Sans objet pour cette situation : Aucune imagerie n'intervient dans le suivi d'un patient polymédiqué. L'imagerie des maladies concernées relève des situations de départ correspondantes.

Stratégie diagnostique

Sans objet pour cette situation : Cette situation ne comporte pas de démarche diagnostique propre. Le raisonnement devant un symptôme relève des situations de départ correspondantes.

Urgence vitale

Sans objet pour cette situation : Le suivi d'un patient polymédiqué ne constitue pas une urgence vitale. Les accidents iatrogènes aigus relèvent des situations de départ correspondantes.

Stratégie de prise en charge

⚠️ Une revue de traitement suit un ordre, ⚠️ et cet ordre évite d'ajouter avant d'avoir retiré.

⚠️ Ce qui se fait en premier : retirer. ⚠️ Une ligne sans indication, ⚠️ une ligne prescrite pour un effet indésirable d'une autre, une ligne débutée pour une durée limitée et jamais arrêtée, ⚠️ et un doublon de classe.

⚠️ Ce qui se fait ensuite : réduire, ⚠️ en adaptant les doses à la fonction du rein, au poids et à l'âge.

⚠️ Ce qui se fait en dernier : remplacer, ⚠️ une molécule mal tolérée par une mieux adaptée, et ajouter seulement si c'est nécessaire.

⚠️ Le rythme : un nombre limité de modifications à la fois, ⚠️ avec une réévaluation entre chaque étape, ⚠️ et un arrêt progressif pour les classes qui l'imposent.

⚠️ Ce qui s'écrit sur la nouvelle ordonnance : l'indication de chaque ligne, ⚠️ la durée quand elle est limitée, ⚠️ une date de réévaluation, et la consigne de suspension en cas de perte d'eau.

⚠️ Ce qui se prévoit pour les transitions : une comparaison écrite entre les traitements d'avant et d'après, ⚠️ à l'entrée comme à la sortie d'une hospitalisation, ⚠️ et la distinction entre les écarts voulus et les autres.

⚠️ Ce qui se décide devant un patient stable et satisfait : parfois rien. ⚠️ Une revue peut conclure au maintien de l'ordonnance, ⚠️ et cette conclusion se documente comme une décision, avec la date de la prochaine revue.

À retenir

Comparer par écrit les traitements avant et après une hospitalisation. C'est là que les lignes se perdent.

À retenir

  • Retirer, réduire, remplacer : dans cet ordre.
  • Une ligne prescrite pour l'effet d'une autre se retire en premier.
  • Un nombre limité de modifications à la fois, avec réévaluation entre chaque.
  • L'indication écrite sur chaque ligne rend la réévaluation possible.
  • Aux transitions, une comparaison écrite entre l'avant et l'après.

En pratique

  • Lignes sans indication retirées
  • Chaînes de prescription défaites
  • Doublons supprimés
  • Doses adaptées
  • Molécules mal tolérées remplacées
  • Modifications limitées en nombre
  • Indications et durées écrites
  • Comparaison écrite aux transitions

Procédure et geste technique

Sans objet pour cette situation : Le suivi d'un patient polymédiqué ne comporte pas de geste technique évalué.

Annonce et information

Sans objet pour cette situation : Cette situation ne comporte pas d'annonce diagnostique. L'explication des modifications est traitée dans la section éducation.

Éducation et prévention

⚠️ Un patient qui ne comprend pas une modification continue comme avant.
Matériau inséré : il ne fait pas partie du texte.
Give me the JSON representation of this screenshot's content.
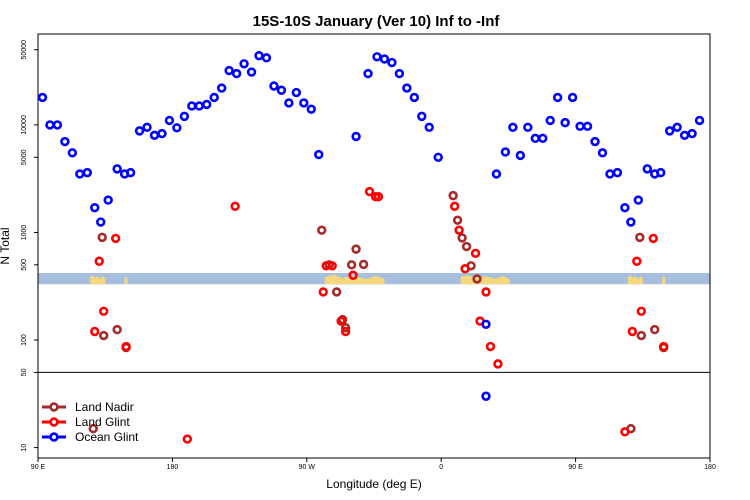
{
  "chart_data": {
    "type": "scatter",
    "title": "15S-10S January (Ver 10)   Inf to -Inf",
    "xlabel": "Longitude (deg E)",
    "ylabel": "N Total",
    "x_scale": "linear",
    "y_scale": "log",
    "xlim": [
      90,
      540
    ],
    "ylim": [
      8,
      70000
    ],
    "x_ticks": [
      {
        "value": 90,
        "label": "90 E"
      },
      {
        "value": 180,
        "label": "180"
      },
      {
        "value": 270,
        "label": "90 W"
      },
      {
        "value": 360,
        "label": "0"
      },
      {
        "value": 450,
        "label": "90 E"
      },
      {
        "value": 540,
        "label": "180"
      }
    ],
    "y_ticks": [
      {
        "value": 10,
        "label": "10"
      },
      {
        "value": 50,
        "label": "50"
      },
      {
        "value": 100,
        "label": "100"
      },
      {
        "value": 500,
        "label": "500"
      },
      {
        "value": 1000,
        "label": "1000"
      },
      {
        "value": 5000,
        "label": "5000"
      },
      {
        "value": 10000,
        "label": "10000"
      },
      {
        "value": 50000,
        "label": "50000"
      }
    ],
    "reference_line_y": 50,
    "map_band": {
      "y_low": 330,
      "y_high": 420,
      "water_color": "#a7bfdf",
      "land_color": "#f7d77c"
    },
    "land_segments": [
      {
        "x0": 125,
        "x1": 135
      },
      {
        "x0": 148,
        "x1": 150
      },
      {
        "x0": 282,
        "x1": 322
      },
      {
        "x0": 373,
        "x1": 406
      },
      {
        "x0": 485,
        "x1": 495
      },
      {
        "x0": 508,
        "x1": 510
      }
    ],
    "legend": {
      "position": "bottom-left",
      "entries": [
        {
          "label": "Land Nadir",
          "color": "#a52a2a"
        },
        {
          "label": "Land Glint",
          "color": "#ff0000"
        },
        {
          "label": "Ocean Glint",
          "color": "#0000ff"
        }
      ]
    },
    "series": [
      {
        "name": "Land Nadir",
        "color": "#a52a2a",
        "points": [
          [
            133,
            900
          ],
          [
            127,
            15
          ],
          [
            134,
            110
          ],
          [
            143,
            125
          ],
          [
            149,
            85
          ],
          [
            280,
            1050
          ],
          [
            285,
            500
          ],
          [
            290,
            280
          ],
          [
            294,
            155
          ],
          [
            296,
            130
          ],
          [
            300,
            500
          ],
          [
            303,
            700
          ],
          [
            308,
            505
          ],
          [
            368,
            2200
          ],
          [
            371,
            1300
          ],
          [
            374,
            890
          ],
          [
            377,
            740
          ],
          [
            380,
            490
          ],
          [
            384,
            370
          ],
          [
            493,
            900
          ],
          [
            487,
            15
          ],
          [
            494,
            110
          ],
          [
            503,
            125
          ],
          [
            509,
            85
          ]
        ]
      },
      {
        "name": "Land Glint",
        "color": "#ff0000",
        "points": [
          [
            128,
            120
          ],
          [
            131,
            540
          ],
          [
            134,
            185
          ],
          [
            142,
            880
          ],
          [
            149,
            87
          ],
          [
            222,
            1750
          ],
          [
            190,
            12
          ],
          [
            281,
            280
          ],
          [
            283,
            490
          ],
          [
            287,
            490
          ],
          [
            293,
            150
          ],
          [
            296,
            120
          ],
          [
            301,
            400
          ],
          [
            312,
            2400
          ],
          [
            316,
            2150
          ],
          [
            318,
            2150
          ],
          [
            369,
            1750
          ],
          [
            372,
            1050
          ],
          [
            376,
            460
          ],
          [
            383,
            640
          ],
          [
            386,
            150
          ],
          [
            390,
            280
          ],
          [
            393,
            87
          ],
          [
            398,
            60
          ],
          [
            488,
            120
          ],
          [
            491,
            540
          ],
          [
            494,
            185
          ],
          [
            502,
            880
          ],
          [
            509,
            87
          ],
          [
            483,
            14
          ]
        ]
      },
      {
        "name": "Ocean Glint",
        "color": "#0000ff",
        "points": [
          [
            93,
            18000
          ],
          [
            98,
            10000
          ],
          [
            103,
            10000
          ],
          [
            108,
            7000
          ],
          [
            113,
            5500
          ],
          [
            118,
            3500
          ],
          [
            123,
            3600
          ],
          [
            128,
            1700
          ],
          [
            132,
            1250
          ],
          [
            137,
            2000
          ],
          [
            143,
            3900
          ],
          [
            148,
            3500
          ],
          [
            152,
            3600
          ],
          [
            158,
            8800
          ],
          [
            163,
            9500
          ],
          [
            168,
            8000
          ],
          [
            173,
            8300
          ],
          [
            178,
            11000
          ],
          [
            183,
            9400
          ],
          [
            188,
            12000
          ],
          [
            193,
            15000
          ],
          [
            198,
            15000
          ],
          [
            203,
            15500
          ],
          [
            208,
            18000
          ],
          [
            213,
            22000
          ],
          [
            218,
            32000
          ],
          [
            223,
            30000
          ],
          [
            228,
            37000
          ],
          [
            233,
            31000
          ],
          [
            238,
            44000
          ],
          [
            243,
            42000
          ],
          [
            248,
            23000
          ],
          [
            253,
            21000
          ],
          [
            258,
            16000
          ],
          [
            263,
            20000
          ],
          [
            268,
            16000
          ],
          [
            273,
            14000
          ],
          [
            278,
            5300
          ],
          [
            303,
            7800
          ],
          [
            311,
            30000
          ],
          [
            317,
            43000
          ],
          [
            322,
            41000
          ],
          [
            327,
            38000
          ],
          [
            332,
            30000
          ],
          [
            337,
            22000
          ],
          [
            342,
            18000
          ],
          [
            347,
            12000
          ],
          [
            352,
            9500
          ],
          [
            358,
            5000
          ],
          [
            390,
            30
          ],
          [
            397,
            3500
          ],
          [
            403,
            5600
          ],
          [
            408,
            9500
          ],
          [
            413,
            5200
          ],
          [
            418,
            9500
          ],
          [
            423,
            7500
          ],
          [
            428,
            7500
          ],
          [
            433,
            11000
          ],
          [
            438,
            18000
          ],
          [
            443,
            10500
          ],
          [
            448,
            18000
          ],
          [
            453,
            9700
          ],
          [
            458,
            9700
          ],
          [
            463,
            7000
          ],
          [
            468,
            5500
          ],
          [
            473,
            3500
          ],
          [
            478,
            3600
          ],
          [
            483,
            1700
          ],
          [
            487,
            1250
          ],
          [
            492,
            2000
          ],
          [
            498,
            3900
          ],
          [
            503,
            3500
          ],
          [
            507,
            3600
          ],
          [
            513,
            8800
          ],
          [
            518,
            9500
          ],
          [
            523,
            8000
          ],
          [
            528,
            8300
          ],
          [
            533,
            11000
          ],
          [
            390,
            140
          ]
        ]
      }
    ]
  }
}
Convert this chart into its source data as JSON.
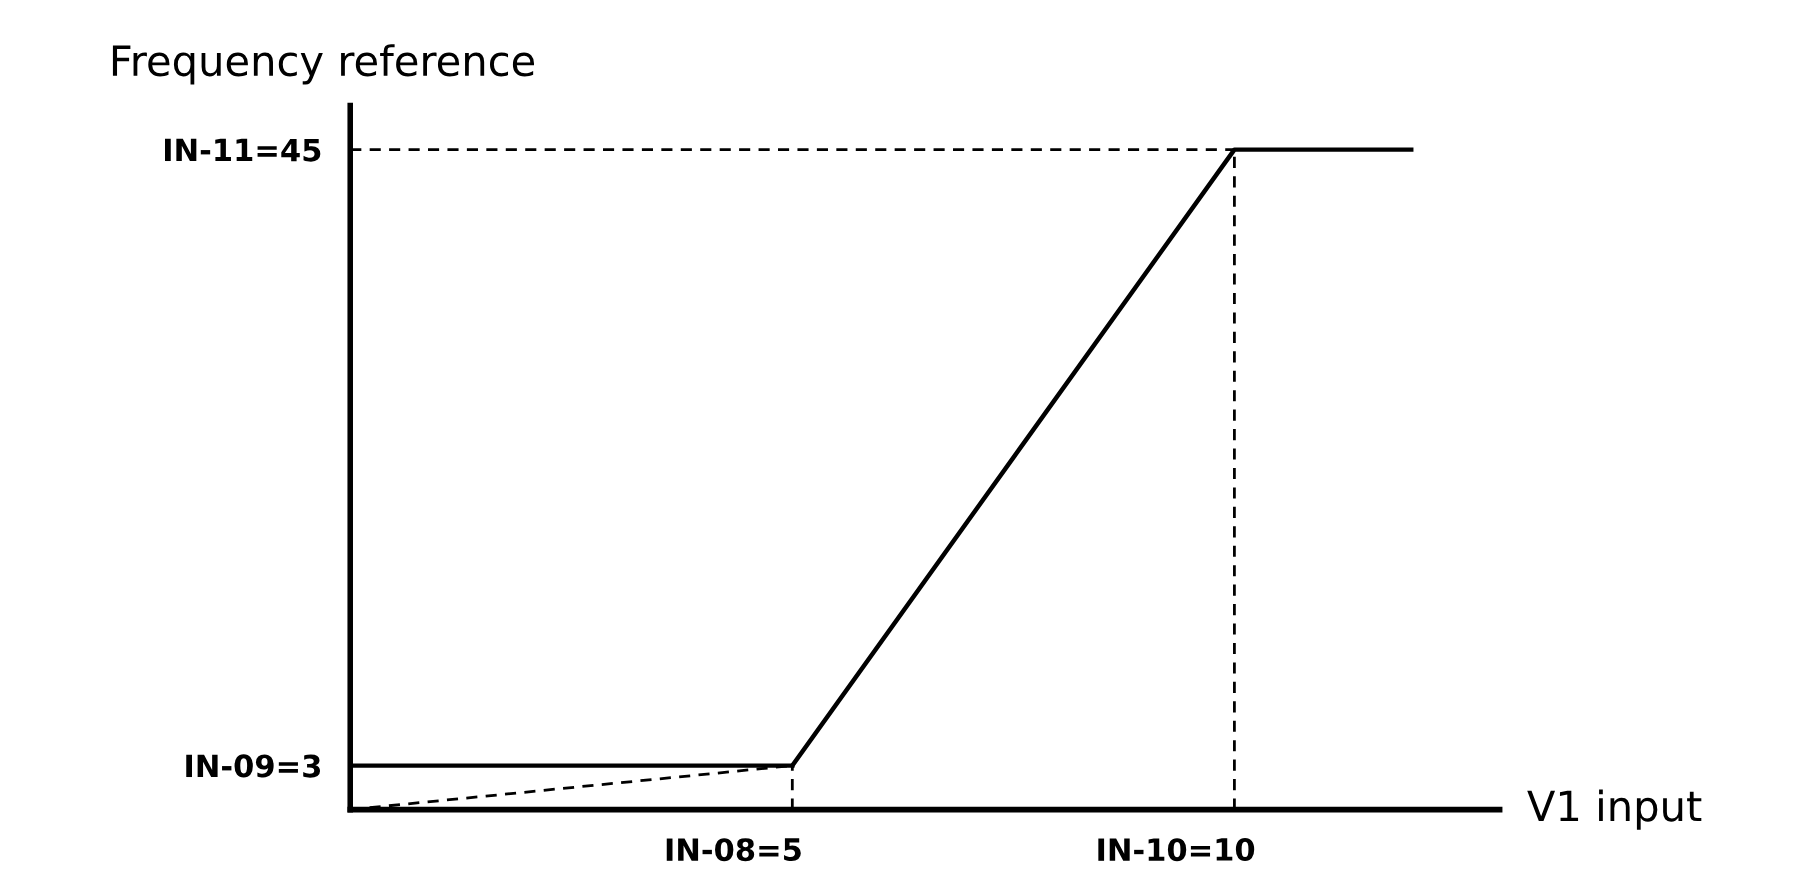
{
  "chart_data": {
    "type": "line",
    "xlabel": "V1 input",
    "ylabel": "Frequency reference",
    "xlim": [
      0,
      13
    ],
    "ylim": [
      0,
      48
    ],
    "xticks": [
      5,
      10
    ],
    "yticks": [
      3,
      45
    ],
    "annotations": [
      {
        "text": "IN-08=",
        "x": 5,
        "y": 0
      },
      {
        "text": "IN-10=",
        "x": 10,
        "y": 0
      },
      {
        "text": "IN-09=",
        "x": 0,
        "y": 3
      },
      {
        "text": "IN-11=",
        "x": 0,
        "y": 45
      }
    ],
    "grid": false,
    "legend": false,
    "marker": "none",
    "series": [
      {
        "color": "#000000",
        "line_style": "solid",
        "x": [
          5,
          10,
          12
        ],
        "values": [
          3,
          45,
          45
        ]
      },
      {
        "color": "#000000",
        "line_style": "dashed",
        "x": [
          0,
          5
        ],
        "values": [
          0,
          3
        ]
      },
      {
        "color": "#000000",
        "line_style": "solid",
        "x": [
          0,
          5
        ],
        "values": [
          3,
          3
        ]
      },
      {
        "color": "#000000",
        "line_style": "dashed",
        "x": [
          5,
          5
        ],
        "values": [
          0,
          3
        ]
      },
      {
        "color": "#000000",
        "line_style": "dashed",
        "x": [
          10,
          10
        ],
        "values": [
          0,
          45
        ]
      },
      {
        "color": "#000000",
        "line_style": "dashed",
        "x": [
          0,
          10
        ],
        "values": [
          45,
          45
        ]
      }
    ]
  }
}
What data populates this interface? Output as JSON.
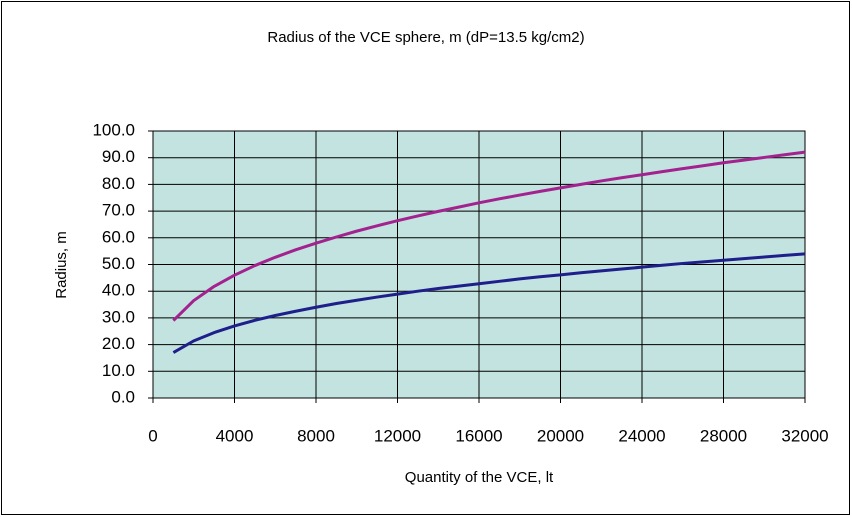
{
  "chart_data": {
    "type": "line",
    "title": "Radius of the VCE sphere, m (dP=13.5 kg/cm2)",
    "x_label": "Quantity of the VCE, lt",
    "y_label": "Radius, m",
    "x": [
      1000,
      2000,
      3000,
      4000,
      5000,
      6000,
      7000,
      8000,
      9000,
      10000,
      11000,
      12000,
      13000,
      14000,
      15000,
      16000,
      17000,
      18000,
      19000,
      20000,
      21000,
      22000,
      23000,
      24000,
      25000,
      26000,
      27000,
      28000,
      29000,
      30000,
      31000,
      32000
    ],
    "series": [
      {
        "color": "#a3228f",
        "values": [
          29.0,
          36.5,
          41.8,
          46.0,
          49.6,
          52.7,
          55.5,
          58.0,
          60.3,
          62.5,
          64.5,
          66.4,
          68.2,
          69.9,
          71.5,
          73.1,
          74.6,
          76.0,
          77.4,
          78.7,
          80.0,
          81.3,
          82.5,
          83.6,
          84.8,
          85.9,
          87.0,
          88.1,
          89.1,
          90.1,
          91.1,
          92.1
        ]
      },
      {
        "color": "#1f1f8c",
        "values": [
          17.0,
          21.4,
          24.5,
          27.0,
          29.1,
          30.9,
          32.5,
          34.0,
          35.4,
          36.6,
          37.8,
          38.9,
          40.0,
          41.0,
          41.9,
          42.8,
          43.7,
          44.6,
          45.4,
          46.1,
          46.9,
          47.6,
          48.3,
          49.0,
          49.7,
          50.4,
          51.0,
          51.6,
          52.2,
          52.8,
          53.4,
          54.0
        ]
      }
    ],
    "xlim": [
      0,
      32000
    ],
    "xticks": [
      0,
      4000,
      8000,
      12000,
      16000,
      20000,
      24000,
      28000,
      32000
    ],
    "ylim": [
      0,
      100
    ],
    "yticks": [
      {
        "value": 0,
        "label": "0.0"
      },
      {
        "value": 10,
        "label": "10.0"
      },
      {
        "value": 20,
        "label": "20.0"
      },
      {
        "value": 30,
        "label": "30.0"
      },
      {
        "value": 40,
        "label": "40.0"
      },
      {
        "value": 50,
        "label": "50.0"
      },
      {
        "value": 60,
        "label": "60.0"
      },
      {
        "value": 70,
        "label": "70.0"
      },
      {
        "value": 80,
        "label": "80.0"
      },
      {
        "value": 90,
        "label": "90.0"
      },
      {
        "value": 100,
        "label": "100.0"
      }
    ],
    "grid": true,
    "plot_background": "#c2e3df"
  }
}
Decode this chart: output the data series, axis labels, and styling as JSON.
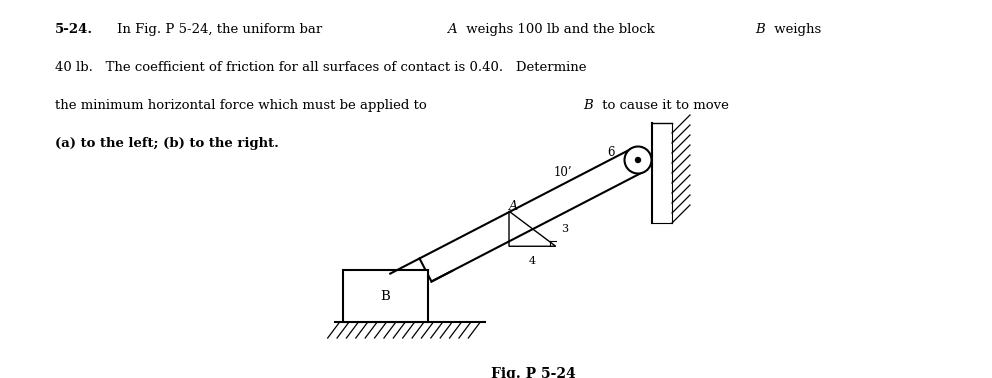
{
  "bg_color": "#ffffff",
  "line_color": "#000000",
  "bar_label": "B",
  "bar_A_label": "A",
  "dim_label_10": "10’",
  "dim_label_4": "4",
  "dim_label_3": "3",
  "dim_label_6": "6",
  "fig_caption": "Fig. P 5-24",
  "text_line1": "5-24.",
  "text_line2": "In Fig. P 5-24, the uniform bar ",
  "text_line3": " weighs 100 lb and the block ",
  "text_line4": " weighs",
  "text_line5": "40 lb.   The coefficient of friction for all surfaces of contact is 0.40.   Determine",
  "text_line6": "the minimum horizontal force which must be applied to ",
  "text_line7": " to cause it to move",
  "text_line8": "(a) to the left; (b) to the right.",
  "figw": 9.92,
  "figh": 3.78,
  "dpi": 100
}
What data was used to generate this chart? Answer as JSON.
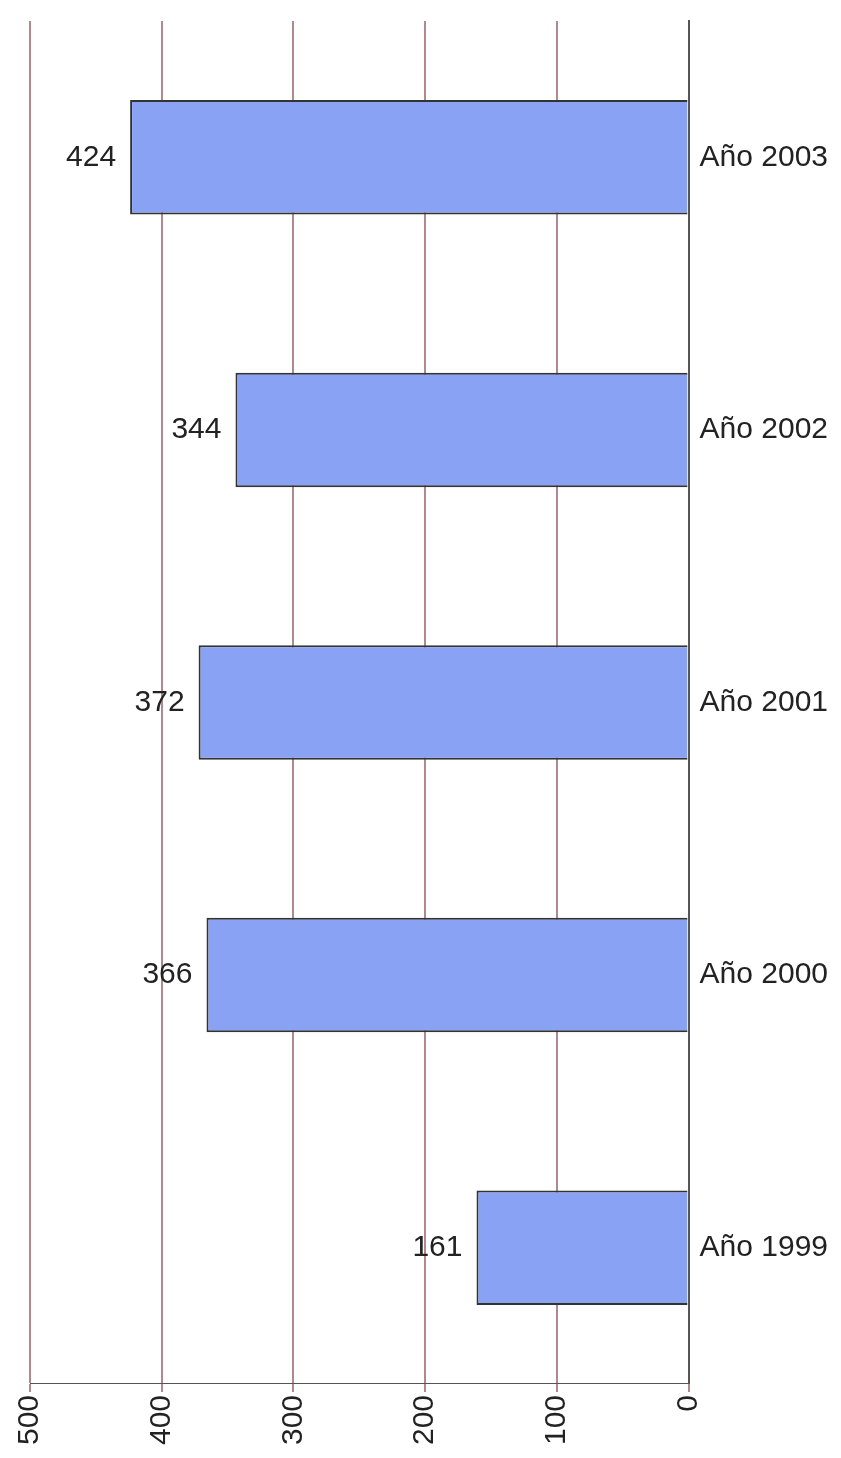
{
  "chart_data": {
    "type": "bar",
    "orientation": "horizontal",
    "categories": [
      "Año 2003",
      "Año 2002",
      "Año 2001",
      "Año 2000",
      "Año 1999"
    ],
    "values": [
      424,
      344,
      372,
      366,
      161
    ],
    "color": "#8aa2f4",
    "xlim": [
      500,
      0
    ],
    "xticks": [
      500,
      400,
      300,
      200,
      100,
      0
    ],
    "grid": "x",
    "data_labels": true
  }
}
⚠️ Ce qui s'explique pour chaque changement : la raison, ⚠️ ce qui est attendu, ⚠️ et ce qu'il faut faire des boîtes retirées, qu'il faut rapporter et non garder.

⚠️ Ce qui se remet : une ordonnance lisible, ⚠️ avec l'indication en regard de chaque ligne, ⚠️ et un plan de prise par moment de la journée, plus utile qu'une liste alphabétique.

⚠️ Ce qui s'apprend : la conduite les jours de diarrhée, de vomissements, de fièvre ou de forte chaleur, ⚠️ avec la liste des médicaments à suspendre, et le moment de la reprise.

⚠️ Ce qui se dit sur l'automédication : qu'un médicament acheté seul est un médicament, ⚠️ et que les anti-inflammatoires sont à éviter.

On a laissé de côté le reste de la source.